No texto anterior referi o procedimento incorrecto e indesejável que é a supressão da música de disco na reposição, recentemente iniciada, do programa "Lugar ao Sul". A audição da segunda emissão deu para perceber que a mutilação são se fica por aí: afecta também as gravações de campo. Achando a conversa com o frade António Maria, da Cartuxa de Évora, extremamente curta, disse para os meus botões: «Já?! Nunca uma conversa de Rafael Correia com os seus interlocutores durou tão pouco tempo.» Dei-me então ao cuidado de ir fazer a contagem do tempo e deu uns escassos 12 minutos. Não é possível! A minha experiência como ouvinte do programa diz-me que a conversas duravam, em média, 35 minutos. Nunca 12 minutos. Houve ali claramente uma amputação. Vendo bem as coisas, meter duas recolhas, com cerca de 35 minutos cada, num período de 50 minutos, só seria possível com cortes, se não em ambas as recolhas, pelo menos numa delas. Desta vez, a sacrificada foi a conversa na Cartuxa de Évora. E outras se seguirão inevitavelmente se se quiser continuar com a ideia peregrina de enfiar duas edições no tempo de uma só. Ora isto é totalmente inaceitável. Quem me garante a mim que a parte da conversa que foi suprimida não é tão ou mais importante que a que foi transmitida?

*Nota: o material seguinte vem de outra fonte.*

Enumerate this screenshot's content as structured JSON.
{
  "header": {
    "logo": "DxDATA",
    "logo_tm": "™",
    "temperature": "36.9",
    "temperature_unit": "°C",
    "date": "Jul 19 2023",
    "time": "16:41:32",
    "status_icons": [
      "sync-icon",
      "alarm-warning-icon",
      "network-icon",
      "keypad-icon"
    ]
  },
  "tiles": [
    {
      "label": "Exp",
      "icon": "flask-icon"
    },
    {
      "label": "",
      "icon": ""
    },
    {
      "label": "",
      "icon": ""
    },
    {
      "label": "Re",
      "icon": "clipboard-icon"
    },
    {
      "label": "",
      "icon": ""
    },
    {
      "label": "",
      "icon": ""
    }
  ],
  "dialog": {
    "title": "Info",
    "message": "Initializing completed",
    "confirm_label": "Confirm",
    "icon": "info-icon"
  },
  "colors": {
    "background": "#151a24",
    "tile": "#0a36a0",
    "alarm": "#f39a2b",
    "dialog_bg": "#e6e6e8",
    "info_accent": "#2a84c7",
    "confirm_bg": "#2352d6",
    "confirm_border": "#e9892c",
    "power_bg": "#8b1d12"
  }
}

Eu tenho a ideia de ouvir a referida emissão nos anos 90 e, se a memória me não atraiçoa, creio que se falou a dado passo de Aristóteles. Havia ali, portanto, matéria de relevante interesse que foi barbaramente sonegada ao auditório. Eu falo enquanto ouvinte, mas há que não esquecer a posição do autor. Será que Rafael Correia deu autorização para que os seus registos fossem mutilados, a bel-prazer de uma qualquer funcionária da RDP, que muito provavelmente não percebe patavina de antropologia ou de etnologia? Não acredito, sinceramente. Por conseguinte, estamos em presença de um acto flagrante de vandalismo cultural à obra de um autor. Algum pintor aceitaria que um conservador de museu pegasse num dos seus quadros e o recortasse, passando a expor apenas o bocado alegadamente mais agradável à vista e escondendo nas reservas a parte considerada menos interessante? Não! A obra vale como um todo e é assim que deve ser fruída pelo público. O criador é a única pessoa que tem legitimidade para retocar ou modificar a sua obra de arte. E digo "obra de arte" de propósito porque é efectivamente disso que se trata quando falamos do programa de Rafael Correia. Obra de arte radiofónica, bem entendido.
Posto isto, apelo a quem de direito no sentido do "Lugar ao Sul" deixar de ser mutilado. Os fiéis ouvintes do programa fazem questão de o saborear na íntegra (conversas e músicas) e não em forma condensada à maneira das Selecções do Reader's Digest. Apetece parafrasear Ary dos Santos: "Lugar ao Sul" castrado, não!
P.S.: Embora não sendo latinista, julgo que a expressão "Scala Coeli" ("Escada do Céu" ou "Escada Celeste") se pronuncia "Scala Celi" e não "Scala Coeli", como foi dito na nota introdutória pela sra. Cláudia Almeida. Enfim, mais um exemplo (a somar a tantos outros) da deficiente preparação cultural de parte do pessoal da R.T.P. (rádio e televisão) e da falta de rigor das cúpulas na sua admissão.
Já agora, uma pergunta: na empresa que todos financiamos para supostamente prestar serviço público não há controlo de qualidade dos programas pré-gravados? Pois é! Se houvesse, aquela calinada teria sido certamente detectada.